Dans le cadre d’un recours pour excès de pouvoir intenté contre le décret du 20 décembre 2016, la CGT-FO a demandé au Conseil d’Etat de renvoyer au Conseil constitutionnel la question de la conformité aux droits et libertés garantis par la Constitution des dispositions légales suivantes :

 

–      l’article L. 2232-12, alinéa 4 du Code du travail et l’article L. 514-3-1, II, alinéa 5, du Code rural et de la pêche maritime selon lesquels lorsque les salariés sont consultés sur un accord d’entreprise ou d’établissement minoritaire, mais signé par des syndicats ayant recueilli plus de 30 % des suffrages exprimés en faveur d’organisations représentatives au premier tour des dernières élections professionnelles, à la demande d’un ou de plusieurs syndicats ayant recueilli plus de 30 % des suffrages, la consultation des salariés se déroule dans le respect des principes généraux du droit électoral et selon les modalités prévues par un protocole spécifique conclu entre l’employeur et les organisations signataires,

 

–      l’article L. 2232-12, dernier alinéa du Code du travail, selon lequel un décret définit les conditions de la consultation des salariés visée ci-dessus,

 

–      les articles L. 2232-21-1 et L. 2232-27 du Code du travail, prévoyant que doivent avoir été approuvés par les salariés à la majorité des suffrages exprimés, dans des conditions déterminées par décret et dans le respect des principes généraux du droit électoral, les accords signés par un représentant élu du personnel au comité d’entreprise ou à la délégation unique du personnel ou, à défaut, par un délégué du personnel mandaté ou par un ou plusieurs salariés mandatés.

 

Le Conseil d’Etat a fait droit aux demandes du syndicat sur les premier et troisième points, mais pas sur le deuxième.
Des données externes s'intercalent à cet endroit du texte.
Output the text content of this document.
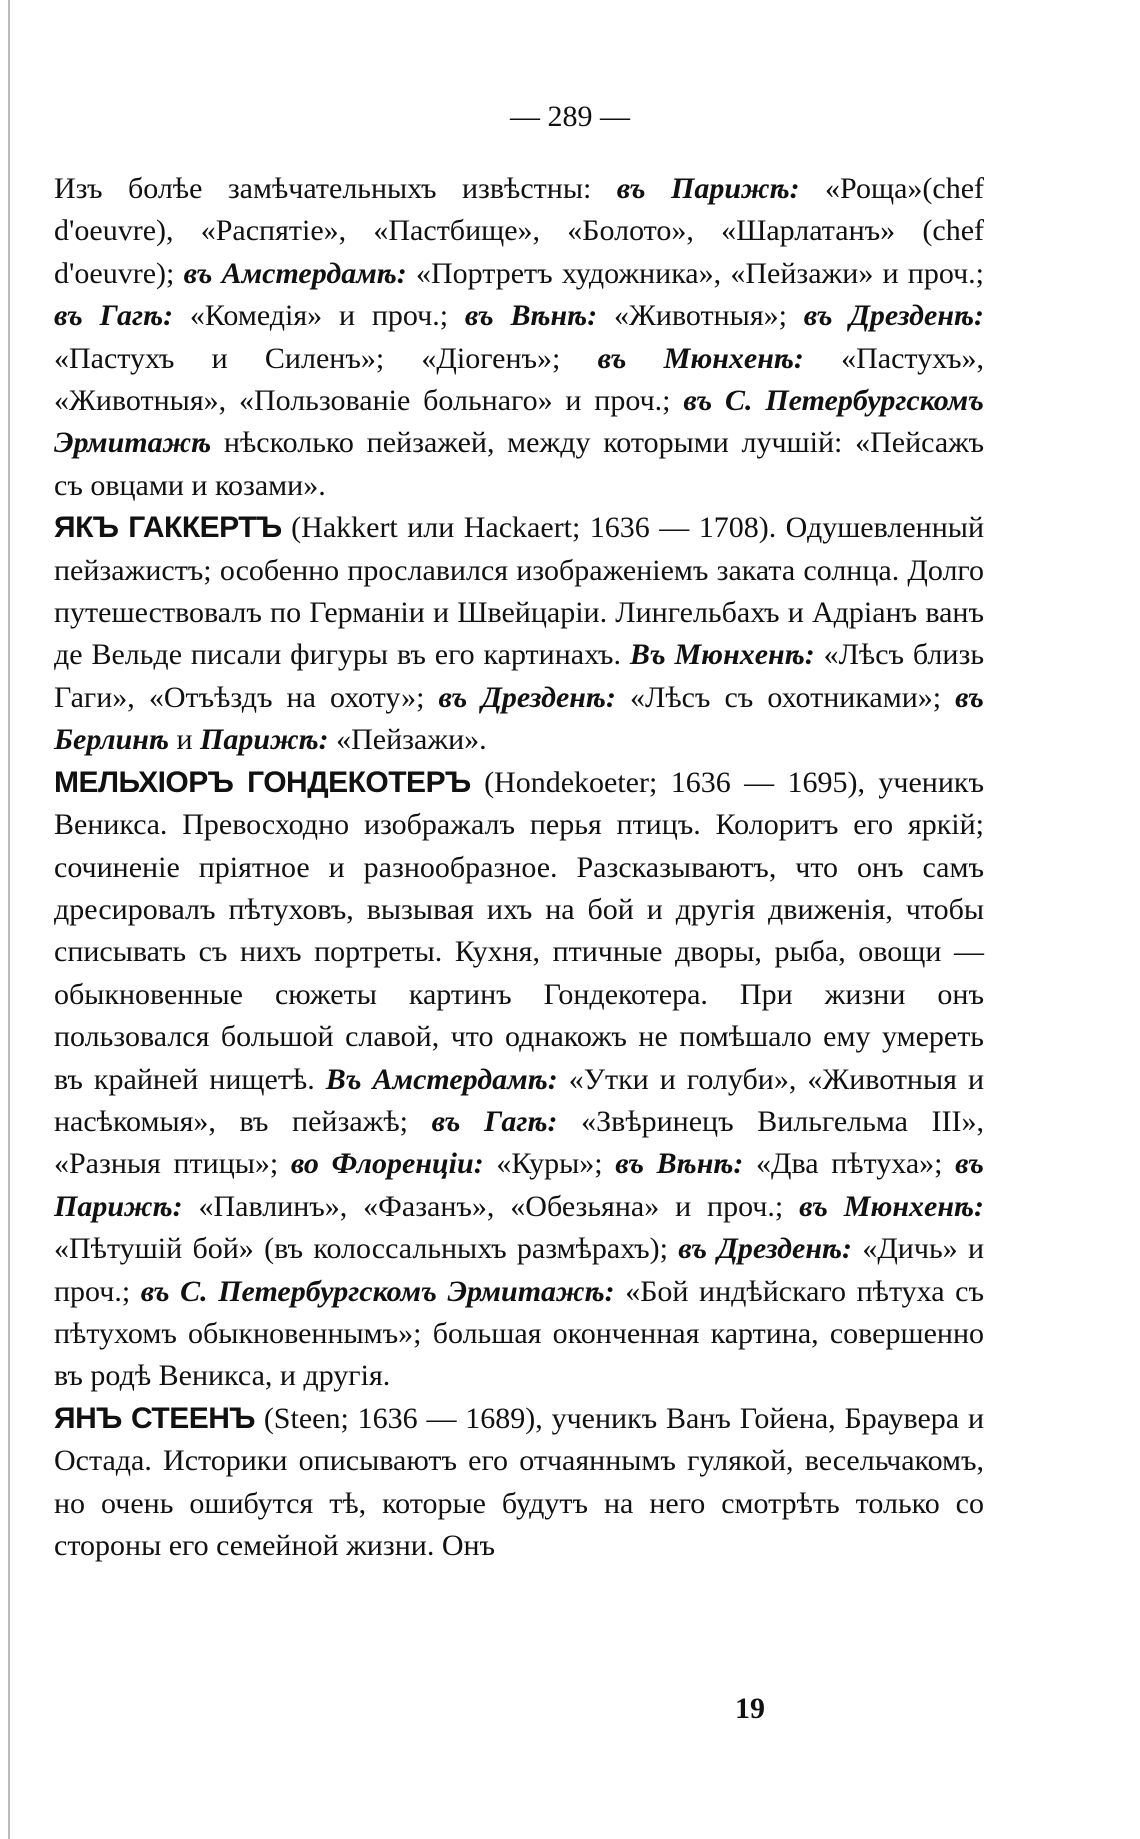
— 289 —

Изъ болѣе замѣчательныхъ извѣстны: въ Парижѣ: «Роща»(chef d'oeuvre), «Распятіе», «Пастбище», «Болото», «Шарлатанъ» (chef d'oeuvre); въ Амстердамѣ: «Портретъ художника», «Пейзажи» и проч.; въ Гагѣ: «Комедія» и проч.; въ Вѣнѣ: «Животныя»; въ Дрезденѣ: «Пастухъ и Силенъ»; «Діогенъ»; въ Мюнхенѣ: «Пастухъ», «Животныя», «Пользованіе больнаго» и проч.; въ С. Петербургскомъ Эрмитажѣ нѣсколько пейзажей, между которыми лучшій: «Пейсажъ съ овцами и козами».

ЯКЪ ГАККЕРТЪ (Hakkert или Hackaert; 1636 — 1708). Одушевленный пейзажистъ; особенно прославился изображеніемъ заката солнца. Долго путешествовалъ по Германіи и Швейцаріи. Лингельбахъ и Адріанъ ванъ де Вельде писали фигуры въ его картинахъ. Въ Мюнхенѣ: «Лѣсъ близь Гаги», «Отъѣздъ на охоту»; въ Дрезденѣ: «Лѣсъ съ охотниками»; въ Берлинѣ и Парижѣ: «Пейзажи».

МЕЛЬХІОРЪ ГОНДЕКОТЕРЪ (Hondekoeter; 1636 — 1695), ученикъ Вениксa. Превосходно изображалъ перья птицъ. Колоритъ его яркій; сочиненіе пріятное и разнообразное. Разсказываютъ, что онъ самъ дресировалъ пѣтуховъ, вызывая ихъ на бой и другія движенія, чтобы списывать съ нихъ портреты. Кухня, птичные дворы, рыба, овощи — обыкновенные сюжеты картинъ Гондекотера. При жизни онъ пользовался большой славой, что однакожъ не помѣшало ему умереть въ крайней нищетѣ. Въ Амстердамѣ: «Утки и голуби», «Животныя и насѣкомыя», въ пейзажѣ; въ Гагѣ: «Звѣринецъ Вильгельма III», «Разныя птицы»; во Флоренціи: «Куры»; въ Вѣнѣ: «Два пѣтуха»; въ Парижѣ: «Павлинъ», «Фазанъ», «Обезьяна» и проч.; въ Мюнхенѣ: «Пѣтушій бой» (въ колоссальныхъ размѣрахъ); въ Дрезденѣ: «Дичь» и проч.; въ С. Петербургскомъ Эрмитажѣ: «Бой индѣйскаго пѣтуха съ пѣтухомъ обыкновеннымъ»; большая оконченная картина, совершенно въ родѣ Веникса, и другія.

ЯНЪ СТЕЕНЪ (Steen; 1636 — 1689), ученикъ Ванъ Гойена, Браувера и Остада. Историки описываютъ его отчаяннымъ гулякой, весельчакомъ, но очень ошибутся тѣ, которые будутъ на него смотрѣть только со стороны его семейной жизни. Онъ

19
Il a en effet considéré que présentent un caractère sérieux et doivent donc être transmises au Conseil constitutionnel les questions de savoir :

 

–      si les dispositions réservant à l’employeur et aux syndicats signataires de l’accord minoritaire l’élaboration du protocole relatif aux modalités de consultation des salariés visant à valider l’accord portent atteinte aux droits et libertés garantis par la Constitution,

 

–      si les dispositions laissant le soin au pouvoir réglementaire de définir les conditions d’organisation de la consultation des salariés sur un accord d’entreprise ou d’établissement signé par un représentant élu du personnel sont entachées d’incompétence négative.

 

En revanche, sur l’article L. 2232-12, dernier alinéa du Code du travail, le Conseil d’Etat a rejeté l’argument du syndicat selon lequel en s’abstenant de préciser les voies de recours ouvertes en cas de désaccord, le législateur avait méconnu l’étendue de sa compétence dans des conditions affectant le droit à un recours juridictionnel effectif des syndicats et des salariés.

 

Il a, en effet, jugé qu’il résultait des articles 34 et 37 de la Constitution que les dispositions de la procédure à suivre devant les juridictions relevaient de la compétence réglementaire, dès lors qu’elles ne concernaient pas la procédure pénale et ne mettaient pas en cause les règles ou les principes fondamentaux placés par la Constitution dans le domaine de la loi.

 

En ne fixant pas lui-même les conditions dans lesquelles le juge judiciaire pouvait être saisi d’une contestation sur les modalités de consultation des salariés, qui relevaient de la procédure civile, le législateur n’a pas méconnu l’étendue de sa compétence.

 

NB : Si le Conseil constitutionnel déclarait tout ou partie des dispositions légales qui lui ont été soumises contraires à la Constitution, le Conseil d’Etat serait tenu d’annuler les dispositions correspondantes du décret du 20 décembre 2016.

 

Il en résulterait que les accords collectifs conclus sur le fondement de ces dispositions seraient en principe rétroactivement invalidés, à moins que le Conseil constitutionnel décide que ces accords ne pourront pas être remis en cause par l’inconstitutionnalité prononcée, voire diffère les effets de l’abrogation des dispositions légales litigieuses jusqu’à ce que le législateur prenne les dispositions conformes à la Constitution.